The backend emergency token endpoint returns:

{
  "error": "not configured",
  "message": "Emergency reset is not configured. Set CHARON_EMERGENCY_TOKEN environment variable."
}

But the environment variable IS set:

$ docker exec charon-e2e env | grep CHARON_EMERGENCY_TOKEN
CHARON_EMERGENCY_TOKEN=f51dedd6a4f2eaa200dcbf4feecae78ff926e06d9094d726f3613729b66d346b

Impact:

4 emergency reset tests fail with 501 errors
2 tests fail with 404 errors (API endpoints missing)
Global setup warns about failed emergency reset
Cannot validate admin whitelist fixes

Requirements (EARS Notation)

R1: Emergency Token Server Configuration

WHEN the emergency token server starts, THE SYSTEM SHALL successfully read the emergency token (from database or environment variable) and initialize the emergency reset endpoint.

Acceptance Criteria:

Emergency endpoint returns 200 OK when called with valid token
Emergency endpoint returns 401 Unauthorized for invalid/missing token
Emergency endpoint returns 501 ONLY if no token is configured
Global setup emergency reset succeeds with no warnings
Server checks database first, then falls back to CHARON_EMERGENCY_TOKEN env var for backward compatibility

R2: Emergency Reset API Functionality

WHEN emergency reset is called with a valid token via Basic Auth, THE SYSTEM SHALL disable all security modules and return success response.

Acceptance Criteria:

POST /emergency/security-reset with valid Basic Auth returns 200
Response contains {"success": true, "disabled_modules": [...]}
ACL, WAF, CrowdSec, and rate limiting are all disabled
Caddy configuration is reloaded

R3: UI-Based Emergency Token Management

WHEN an admin user accesses the Emergency Token settings, THE SYSTEM SHALL provide a UI to generate, view metadata, and regenerate the emergency token.

Acceptance Criteria:

Admin can generate new token via UI (requires authentication)
Token is generated with cryptographically secure randomness (64 bytes minimum)
Token is displayed in plaintext ONCE during generation
Prominent warning: "Save this token immediately - you will not see it again"
Token stored as bcrypt hash in database (NEVER plaintext)
UI shows token status: "Configured - Last generated: [date] - Expires: [date]"
Admin can regenerate token (invalidates old token immediately)

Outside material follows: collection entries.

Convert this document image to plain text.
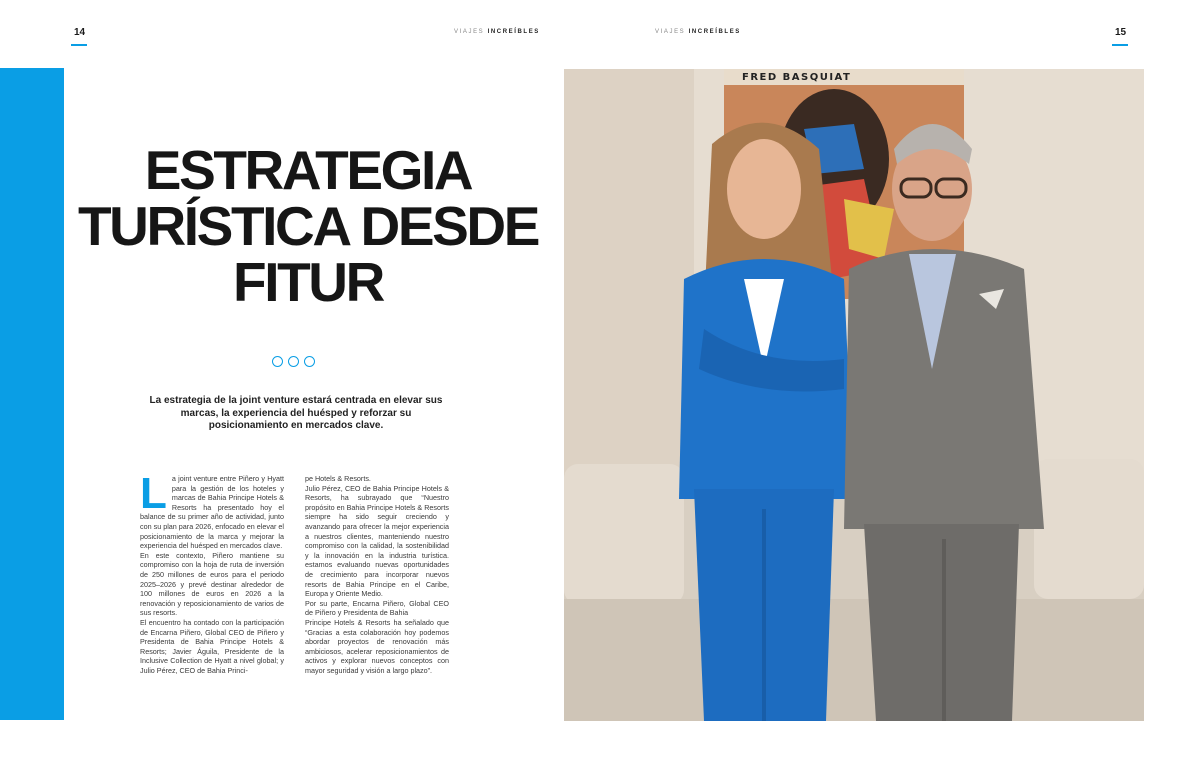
14	15
VIAJES INCREÍBLES	VIAJES INCREÍBLES
ESTRATEGIA
TURÍSTICA DESDE
FITUR

La estrategia de la joint venture estará centrada en elevar sus marcas, la experiencia del huésped y reforzar su posicionamiento en mercados clave.

La joint venture entre Piñero y Hyatt para la gestión de los hoteles y marcas de Bahia Principe Hotels & Resorts ha presentado hoy el balance de su primer año de actividad, junto con su plan para 2026, enfocado en elevar el posicionamiento de la marca y mejorar la experiencia del huésped en mercados clave.

En este contexto, Piñero mantiene su compromiso con la hoja de ruta de inversión de 250 millones de euros para el periodo 2025–2026 y prevé destinar alrededor de 100 millones de euros en 2026 a la renovación y reposicionamiento de varios de sus resorts.

El encuentro ha contado con la participación de Encarna Piñero, Global CEO de Piñero y Presidenta de Bahia Principe Hotels & Resorts; Javier Águila, Presidente de la Inclusive Collection de Hyatt a nivel global; y Julio Pérez, CEO de Bahia Princi-

pe Hotels & Resorts.

Julio Pérez, CEO de Bahia Principe Hotels & Resorts, ha subrayado que “Nuestro propósito en Bahia Principe Hotels & Resorts siempre ha sido seguir creciendo y avanzando para ofrecer la mejor experiencia a nuestros clientes, manteniendo nuestro compromiso con la calidad, la sostenibilidad y la innovación en la industria turística. estamos evaluando nuevas oportunidades de crecimiento para incorporar nuevos resorts de Bahia Principe en el Caribe, Europa y Oriente Medio.

Por su parte, Encarna Piñero, Global CEO de Piñero y Presidenta de Bahia

Principe Hotels & Resorts ha señalado que “Gracias a esta colaboración hoy podemos abordar proyectos de renovación más ambiciosos, acelerar reposicionamientos de activos y explorar nuevos conceptos con mayor seguridad y visión a largo plazo”.

FRED BASQUIAT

R4: Emergency Token Expiration Policy

WHEN an admin generates an emergency token, THE SYSTEM SHALL allow selection of expiration policy similar to GitHub PATs.

Acceptance Criteria:

Expiration options: 30 days, 60 days, 90 days (default), Custom (1-365 days), Never
Token expiration is enforced at validation time (401 if expired)
Expired tokens cannot be used for emergency reset
Admin can view expiration date in UI
Admin can change expiration policy for existing token

R5: Emergency Token Expiration Notifications

WHEN an emergency token is within 14 days of expiration, THE SYSTEM SHALL notify the admin through the notification system.

Acceptance Criteria:

Internal notification (mandatory): Banner in admin UI showing days until expiration
External notification (optional): Email/webhook if configured
Notifications sent at 14 days, 7 days, 3 days, and 1 day before expiration
Notification includes direct link to token regeneration page
After expiration, notification changes to "Emergency token expired - regenerate immediately"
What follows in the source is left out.